The Hearing Officer concluded that under the circumstances of this case, there was no misconduct. This Court does not accept such conclusion. The mere financial inability to repay a debt would not normally subject an attorney to a disciplinary sanction. In this instance, however, Respondent's failure to repay the loan is accompanied by deceitful and misleading actions. The Respondent obtained his knowledge of the estate distribution to Johnson by virtue of a fiduciary relationship; there is no indication that he executed any written instrument to evidence the initial loan; he tendered partial payment with a bad check; and, after specifically reaffirming his promise to repay, again simply failed to do so without any indication as to why.
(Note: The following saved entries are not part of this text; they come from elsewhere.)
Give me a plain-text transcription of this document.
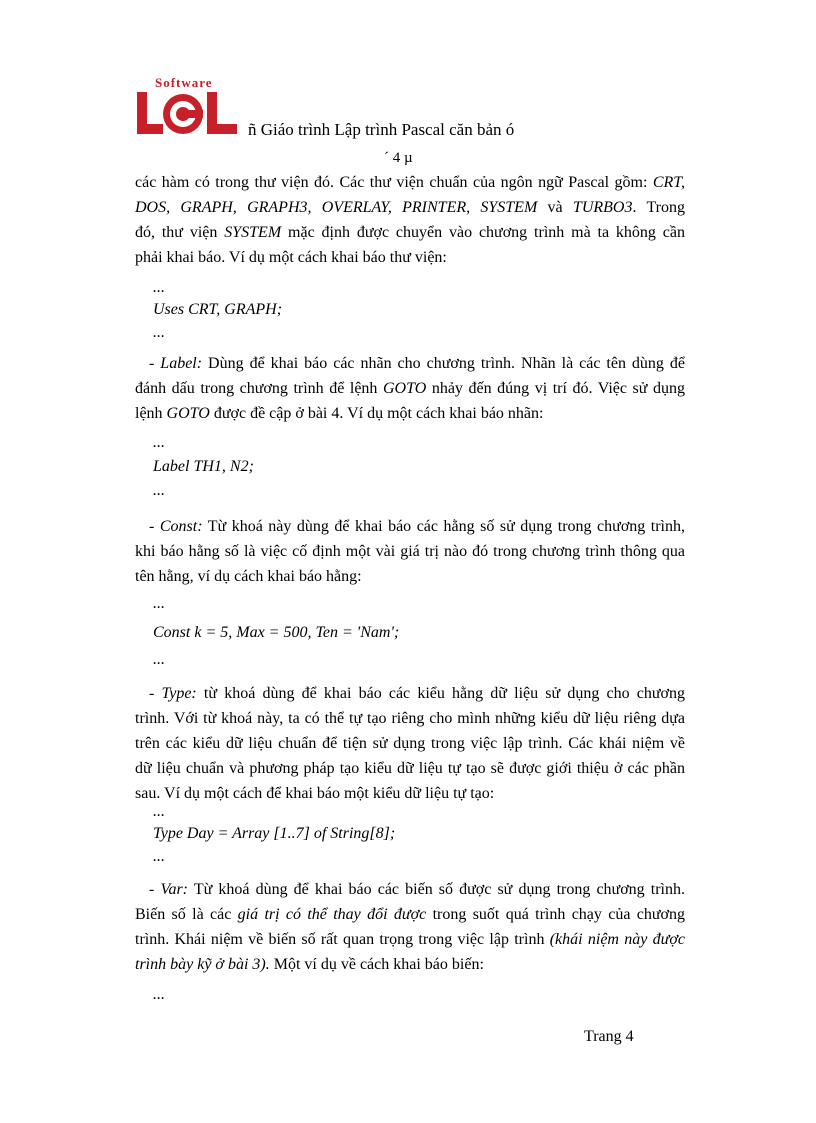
Software
ñ Giáo trình Lập trình Pascal căn bản ó
´ 4 µ
các hàm có trong thư viện đó. Các thư viện chuẩn của ngôn ngữ Pascal gồm: CRT,
DOS, GRAPH, GRAPH3, OVERLAY, PRINTER, SYSTEM và TURBO3. Trong
đó, thư viện SYSTEM mặc định được chuyển vào chương trình mà ta không cần
phải khai báo. Ví dụ một cách khai báo thư viện:
...
Uses CRT, GRAPH;
...
- Label: Dùng để khai báo các nhãn cho chương trình. Nhãn là các tên dùng để
đánh dấu trong chương trình để lệnh GOTO nhảy đến đúng vị trí đó. Việc sử dụng
lệnh GOTO được đề cập ở bài 4. Ví dụ một cách khai báo nhãn:
...
Label TH1, N2;
...
- Const: Từ khoá này dùng để khai báo các hằng số sử dụng trong chương trình,
khi báo hằng số là việc cố định một vài giá trị nào đó trong chương trình thông qua
tên hằng, ví dụ cách khai báo hằng:
...
Const k = 5, Max = 500, Ten = 'Nam';
...
- Type: từ khoá dùng để khai báo các kiểu hằng dữ liệu sử dụng cho chương
trình. Với từ khoá này, ta có thể tự tạo riêng cho mình những kiểu dữ liệu riêng dựa
trên các kiểu dữ liệu chuẩn để tiện sử dụng trong việc lập trình. Các khái niệm về
dữ liệu chuẩn và phương pháp tạo kiểu dữ liệu tự tạo sẽ được giới thiệu ở các phần
sau. Ví dụ một cách để khai báo một kiểu dữ liệu tự tạo:
...
Type Day = Array [1..7] of String[8];
...
- Var: Từ khoá dùng để khai báo các biến số được sử dụng trong chương trình.
Biến số là các giá trị có thể thay đổi được trong suốt quá trình chạy của chương
trình. Khái niệm về biến số rất quan trọng trong việc lập trình (khái niệm này được
trình bày kỹ ở bài 3). Một ví dụ về cách khai báo biến:
...
Trang 4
We conclude that these findings sufficiently prove that the Respondent engaged in the charged misconduct and thereby violated Disciplinary Rules 1-102(A)(4) and (6) of the Code of Professional Responsibility for Attorneys at Law.
Upon finding that the Respondent engaged in misconduct, we must next assess an appropriate sanction. Having considered the nature of the violations and the specific acts of the Respondent, we find that the misconduct exhibited under all three counts involves acts which clearly call to question the Respondent's fitness to continue in the profession. Although this conduct does not raise to the more critical level of misusing clients' funds, the reoccurring dishonesty in matters involving the handling of money raises serious questions as to Respondent's professional and personal integrity. It would be very difficult for any member of the profession or the public to have confidence in Respondent's performance.
In light of the foregoing considerations and being mindful of this Court's responsibility to preserve the integrity of the Bar, and to protect the public, we find that a period of suspension is appropriate under the circumstances of this case. It is, therefore, ordered that the Respondent, Kevin A. Holloway, be and he hereby is suspended from the practice of law for a period of one year beginning December 3, 1987.
Costs of this proceeding are assessed against the Respondent.
DeBRULER, J., dissents as to the sanction imposed and would approve a private reprimand.